Un jour qu'il était de passage chez moi, je lui fis la requête d'être plus justement rétribué pour le succès que je lui avais offert. Je n'omis pas de lui rappeler ce qu'il me devait. Il se mit alors dans une colère noire. Il porta la main sur moi, me giflant et me frappant. Ce n'est que lorsque je fus au sol que ses coups cessèrent. Il me traita d'ingrat, lui qui m'avait sauvé la vie, m'avait abrité. Il me hurla qu'il aurait bien voulu voir comment j'aurais fini, sans lui, dans mon pays, me jetant au visage les fosses communes que tout le monde avait vu aux journaux télévisés. Toujours en rage, il sortit de l'appartement sous le regard apeuré de mon épouse, témoin de la scène. Il revint me trouver deux jours plus tard, penaud et honteux pour se confondre en plates excuses. Je lui affirmais que ce n'était rien et il augmenta un peu la somme qu'il me versait chaque mois, mais au fond de moi, la tristesse et la colère s'affrontaient.
Cet événement m'avait ouvert les yeux sur la nature de cet homme. J'avais été complètement dépendant de lui, mais je réalisais à quel point il l'était vis-à-vis de moi. Cet homme n'avait rien de charitable et s'il m'avait d'abord aidé par conviction, il y avait trop longtemps qu'il se servait de moi. Dans ma position, je ne pouvais hélas rien tenter pour le moment. Si je me montrais au grand jour, je risquais l'expulsion et au surplus d'être pris pour un fou. Il était français, il était écrivain, il était célèbre, reconnu et admiré alors que moi, je n'étais rien pour ce pays, ni pour personne.
Une chose me permettait cependant de garder espoir en l'avenir. J'avais le temps. Même si cela devait me prendre dix ans, je devais continuer à jouer son jeu et réunir assez d'éléments afin de prouver au monde à quel point l'âme de cet homme est noire. J'écrivis en parallèle ma biographie, pour que quoi qu'il arrive, les choses qui me sont arrivées ne tombent pas dans l'oubli. Le fait que j'habite chez cet homme, bien qu'un indice indirect, était l'un des éléments de l'écheveau de preuves que je constituais contre lui. Je réussis même à le piéger en l'enregistrant à plusieurs reprises où il parlait sans vergogne de l'odieux contrat qui nous unissait. Au prix de nombreux efforts pour éteindre sa suspicion, je réussis également à obtenir des écrits de sa main où il en faisait mention.

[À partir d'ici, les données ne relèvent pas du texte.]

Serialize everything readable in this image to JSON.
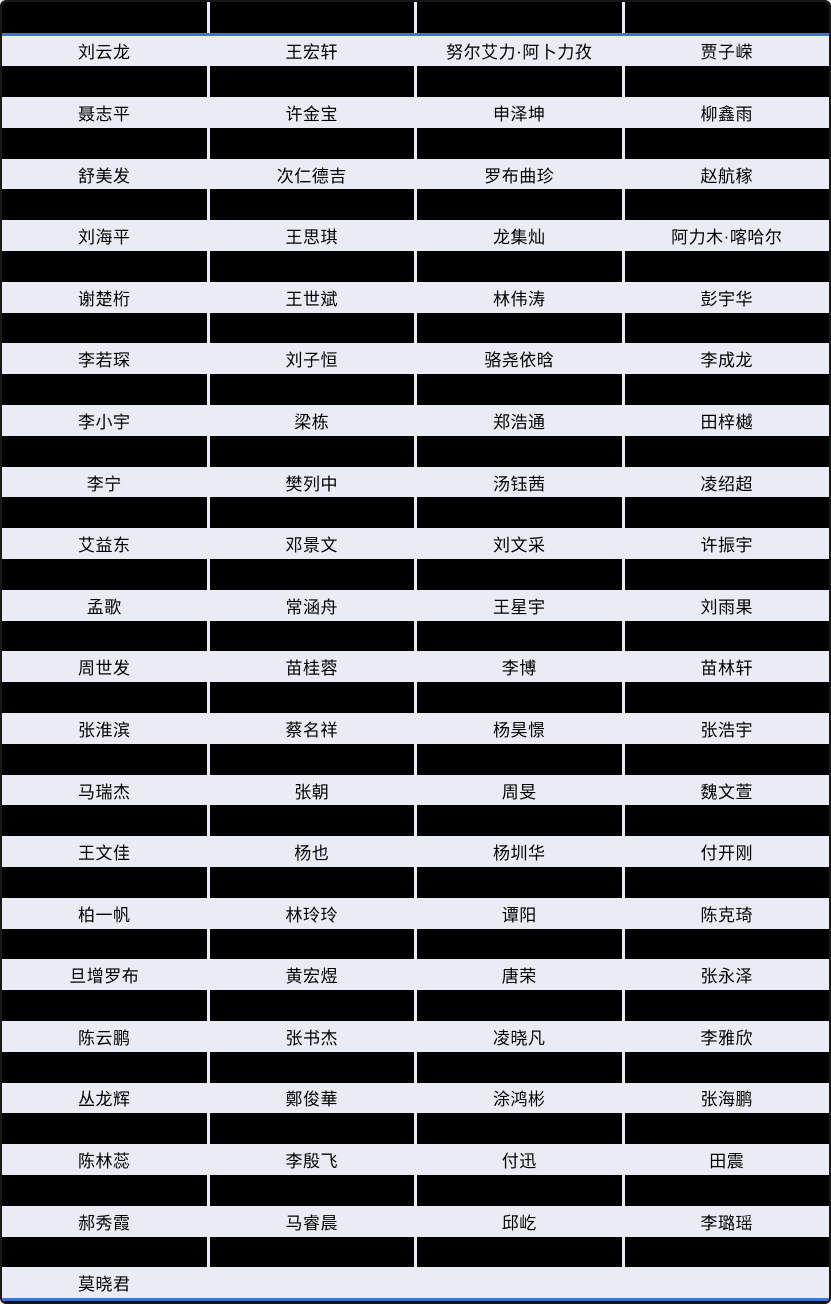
{
  "table": {
    "description": "Roster table of names; header row and every alternating data row are redacted with black bars",
    "columns": 4,
    "header_redacted": true,
    "redacted_row_between_each_name_row": true,
    "rows": [
      [
        "刘云龙",
        "王宏轩",
        "努尔艾力·阿卜力孜",
        "贾子嵘"
      ],
      [
        "聂志平",
        "许金宝",
        "申泽坤",
        "柳鑫雨"
      ],
      [
        "舒美发",
        "次仁德吉",
        "罗布曲珍",
        "赵航稼"
      ],
      [
        "刘海平",
        "王思琪",
        "龙集灿",
        "阿力木·喀哈尔"
      ],
      [
        "谢楚桁",
        "王世斌",
        "林伟涛",
        "彭宇华"
      ],
      [
        "李若琛",
        "刘子恒",
        "骆尧依晗",
        "李成龙"
      ],
      [
        "李小宇",
        "梁栋",
        "郑浩通",
        "田梓樾"
      ],
      [
        "李宁",
        "樊列中",
        "汤钰茜",
        "凌绍超"
      ],
      [
        "艾益东",
        "邓景文",
        "刘文采",
        "许振宇"
      ],
      [
        "孟歌",
        "常涵舟",
        "王星宇",
        "刘雨果"
      ],
      [
        "周世发",
        "苗桂蓉",
        "李博",
        "苗林轩"
      ],
      [
        "张淮滨",
        "蔡名祥",
        "杨昊憬",
        "张浩宇"
      ],
      [
        "马瑞杰",
        "张朝",
        "周旻",
        "魏文萱"
      ],
      [
        "王文佳",
        "杨也",
        "杨圳华",
        "付开刚"
      ],
      [
        "柏一帆",
        "林玲玲",
        "谭阳",
        "陈克琦"
      ],
      [
        "旦增罗布",
        "黄宏煜",
        "唐荣",
        "张永泽"
      ],
      [
        "陈云鹏",
        "张书杰",
        "凌晓凡",
        "李雅欣"
      ],
      [
        "丛龙辉",
        "鄭俊華",
        "涂鸿彬",
        "张海鹏"
      ],
      [
        "陈林蕊",
        "李殷飞",
        "付迅",
        "田震"
      ],
      [
        "郝秀霞",
        "马睿晨",
        "邱屹",
        "李璐瑶"
      ],
      [
        "莫晓君",
        "",
        "",
        ""
      ]
    ]
  },
  "colors": {
    "row_background": "#e9ecf5",
    "accent_line": "#4472c4",
    "redaction_bar": "#000000",
    "text": "#000000",
    "outer_border": "#181818"
  }
}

Il y a quelques mois est enfin venu le moment où j'estimais avoir réuni assez d'éléments pour pouvoir le confondre complètement. Même si après plus de vingt-cinq ans, je reste un hors-la-loi dans ce pays, je ne suis pas pour autant un homme qui aime le scandale. Aussi, j'ai laissé une chance à cet homme de me rendre ma liberté. Je ne lui réclamais que le strict nécessaire pour refaire ma vie dans un autre pays où je pourrais vivre au grand jour comme tout le monde.

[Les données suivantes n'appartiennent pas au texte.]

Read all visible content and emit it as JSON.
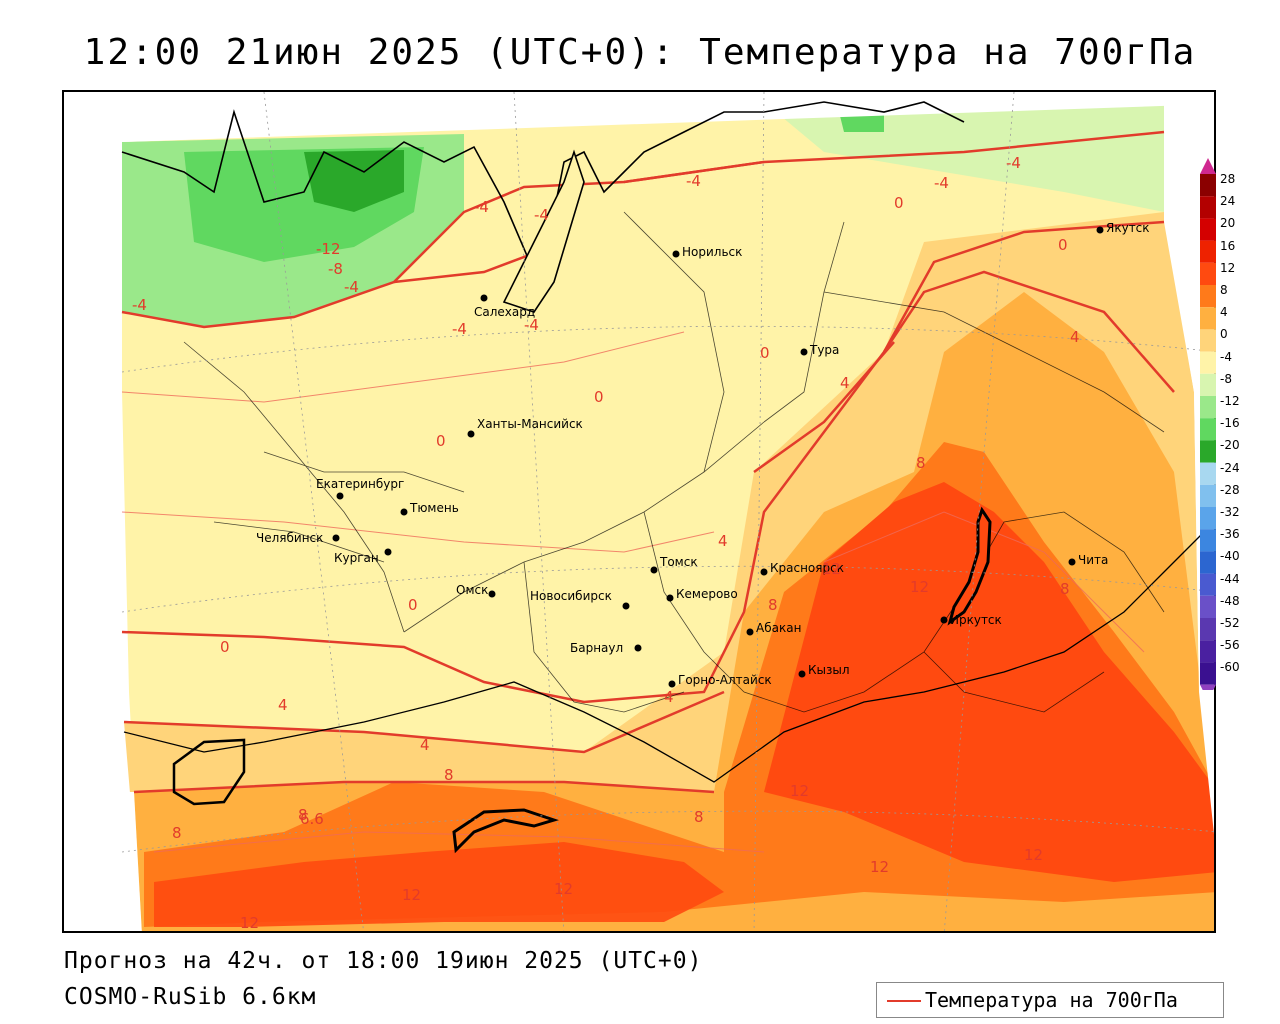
{
  "title": "12:00 21июн 2025 (UTC+0): Температура на 700гПа",
  "forecast_line": "Прогноз на 42ч. от 18:00 19июн 2025 (UTC+0)",
  "model_line": "COSMO-RuSib 6.6км",
  "legend": {
    "label": "Температура на 700гПа",
    "line_color": "#e23b2b"
  },
  "colorbar": {
    "ticks": [
      "28",
      "24",
      "20",
      "16",
      "12",
      "8",
      "4",
      "0",
      "-4",
      "-8",
      "-12",
      "-16",
      "-20",
      "-24",
      "-28",
      "-32",
      "-36",
      "-40",
      "-44",
      "-48",
      "-52",
      "-56",
      "-60"
    ],
    "colors": [
      "#8b0000",
      "#b30000",
      "#d40000",
      "#ee2200",
      "#ff4a10",
      "#ff7a1a",
      "#ffb040",
      "#ffd47a",
      "#fff3a8",
      "#d8f5b0",
      "#9ae88a",
      "#60d860",
      "#2aa82a",
      "#a8d8f0",
      "#80c0ee",
      "#5aa4ea",
      "#3c86e0",
      "#2c66d0",
      "#4a5ad0",
      "#6a50c8",
      "#5a38b0",
      "#4a20a0",
      "#3a1090"
    ],
    "top_arrow_color": "#d02890",
    "bottom_arrow_color": "#9040c0"
  },
  "cities": [
    {
      "name": "Норильск"
    },
    {
      "name": "Якутск"
    },
    {
      "name": "Салехард"
    },
    {
      "name": "Тура"
    },
    {
      "name": "Ханты-Мансийск"
    },
    {
      "name": "Екатеринбург"
    },
    {
      "name": "Тюмень"
    },
    {
      "name": "Челябинск"
    },
    {
      "name": "Курган"
    },
    {
      "name": "Омск"
    },
    {
      "name": "Новосибирск"
    },
    {
      "name": "Томск"
    },
    {
      "name": "Кемерово"
    },
    {
      "name": "Красноярск"
    },
    {
      "name": "Барнаул"
    },
    {
      "name": "Абакан"
    },
    {
      "name": "Горно-Алтайск"
    },
    {
      "name": "Кызыл"
    },
    {
      "name": "Иркутск"
    },
    {
      "name": "Чита"
    }
  ],
  "isotherm_labels": [
    "-4",
    "-4",
    "-4",
    "-4",
    "-4",
    "-12",
    "-8",
    "-4",
    "-4",
    "-4",
    "-4",
    "0",
    "0",
    "0",
    "0",
    "0",
    "0",
    "0",
    "4",
    "4",
    "4",
    "4",
    "4",
    "4",
    "8",
    "8",
    "8",
    "8",
    "8",
    "8",
    "8",
    "6.6",
    "12",
    "12",
    "12",
    "12",
    "12",
    "12",
    "12",
    "12",
    "12",
    "12"
  ],
  "colors": {
    "accent_line": "#e23b2b"
  }
}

J'ai donc pris rendez-vous avec _________ pour lui dire que ce petit jeu n'avait que trop duré et que je me sentais dégagé de toute obligation envers lui. Je lui annonçais néanmoins que j'étais prêt à garder le silence s'il consentait à satisfaire ma dernière requête. La chose la plus raisonnable pour lui eut été d'accepter et d'en rester là. Je savais déjà depuis longtemps qu'il n'avait rien d'un homme raisonnable. Je m'attendais à ce qu'il se mette en colère mais il n'en fit rien. Il resta un moment silencieux où j'eus peur qu'il se jette sur moi, mais il se contenta de dire qu'il devait y réfléchir. Cette réaction me parut peu naturelle, surtout venant de cet homme, aussi, par pure précaution, je demandais à un de mes compatriotes avec qui je m'étais lié en France, de changer les serrures de l'appartement que j'occupe. À raison. Au cours de la nuit suivante, je fus réveillé par des bruits sourds en provenance de l'entrée. Quelqu'un essayait de s'introduire chez moi et n'y parvenant pas, frappait à la porte, visiblement avec un objet lourd. Cette personne ne fut mise en fuite que par l'arrivé impromptue d'un voisin dont j'entendis les cris interloqués.

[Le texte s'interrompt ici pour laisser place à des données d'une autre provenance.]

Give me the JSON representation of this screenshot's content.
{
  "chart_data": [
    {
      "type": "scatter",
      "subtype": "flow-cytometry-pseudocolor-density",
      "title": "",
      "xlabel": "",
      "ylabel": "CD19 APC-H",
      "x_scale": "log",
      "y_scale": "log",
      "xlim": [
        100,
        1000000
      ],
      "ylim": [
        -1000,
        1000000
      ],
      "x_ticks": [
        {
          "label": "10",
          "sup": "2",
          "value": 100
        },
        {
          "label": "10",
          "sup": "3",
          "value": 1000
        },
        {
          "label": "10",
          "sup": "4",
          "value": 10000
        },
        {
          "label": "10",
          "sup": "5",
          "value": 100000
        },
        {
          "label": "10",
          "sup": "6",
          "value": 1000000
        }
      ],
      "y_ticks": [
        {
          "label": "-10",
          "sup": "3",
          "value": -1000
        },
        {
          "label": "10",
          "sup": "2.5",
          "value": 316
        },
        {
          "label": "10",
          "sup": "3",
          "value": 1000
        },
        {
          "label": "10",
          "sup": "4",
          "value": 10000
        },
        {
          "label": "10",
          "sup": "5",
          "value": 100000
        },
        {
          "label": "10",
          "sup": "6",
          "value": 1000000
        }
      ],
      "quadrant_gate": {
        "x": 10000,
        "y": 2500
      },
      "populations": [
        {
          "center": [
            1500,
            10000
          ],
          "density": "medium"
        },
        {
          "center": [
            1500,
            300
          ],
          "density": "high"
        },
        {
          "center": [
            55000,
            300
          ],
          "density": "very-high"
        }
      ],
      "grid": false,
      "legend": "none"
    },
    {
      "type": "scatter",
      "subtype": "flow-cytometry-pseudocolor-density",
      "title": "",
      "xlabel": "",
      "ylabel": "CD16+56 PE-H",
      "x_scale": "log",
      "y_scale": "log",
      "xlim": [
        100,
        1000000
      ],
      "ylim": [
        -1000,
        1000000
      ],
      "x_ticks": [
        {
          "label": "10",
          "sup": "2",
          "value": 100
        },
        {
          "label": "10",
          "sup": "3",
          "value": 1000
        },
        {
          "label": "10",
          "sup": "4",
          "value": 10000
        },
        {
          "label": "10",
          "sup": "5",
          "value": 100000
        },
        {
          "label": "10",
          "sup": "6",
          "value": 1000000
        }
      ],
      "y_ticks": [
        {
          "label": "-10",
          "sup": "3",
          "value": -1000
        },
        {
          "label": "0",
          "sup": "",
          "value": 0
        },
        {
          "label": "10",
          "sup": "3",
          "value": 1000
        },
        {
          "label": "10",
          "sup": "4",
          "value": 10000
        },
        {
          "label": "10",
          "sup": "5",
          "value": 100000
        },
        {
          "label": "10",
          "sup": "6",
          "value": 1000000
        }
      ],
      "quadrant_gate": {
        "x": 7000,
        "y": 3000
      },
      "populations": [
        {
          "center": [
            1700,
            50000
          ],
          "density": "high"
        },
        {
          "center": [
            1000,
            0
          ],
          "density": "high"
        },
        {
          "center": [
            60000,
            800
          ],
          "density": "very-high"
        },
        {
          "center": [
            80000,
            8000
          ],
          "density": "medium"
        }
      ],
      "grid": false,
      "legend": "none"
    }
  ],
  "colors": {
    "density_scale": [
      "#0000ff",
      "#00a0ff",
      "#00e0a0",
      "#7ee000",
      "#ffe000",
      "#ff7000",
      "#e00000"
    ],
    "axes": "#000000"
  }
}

Il m'arrive de plus en plus de recevoir des coups de téléphone anonymes. Ma femme, elle-même a fait l'objet de menaces. J'ai été la victime d'intimidations diverses de la part d'inconnus. L'autre jour, en rentrant chez moi, une voiture a manqué de m'écraser alors que je traversais la rue. Je sais ce qui est et je ne suis pas un de ces fous paranoïaques. Je sais que c'est cet homme qui est derrière tout cela. Il a les moyens et assez à perdre dans cette histoire pour vouloir aller jusqu'aux plus extrêmes limites. Il espère m'intimider et me faire rentrer dans le rang par la peur, comme on a essayé autrefois dans mon pays ou comme il l'a fait lui-même par le passé. J'ai quitté mon pays à cause de cela et même si, par le passé, j'ai cédé devant cet homme, il n'en est plus question aujourd'hui.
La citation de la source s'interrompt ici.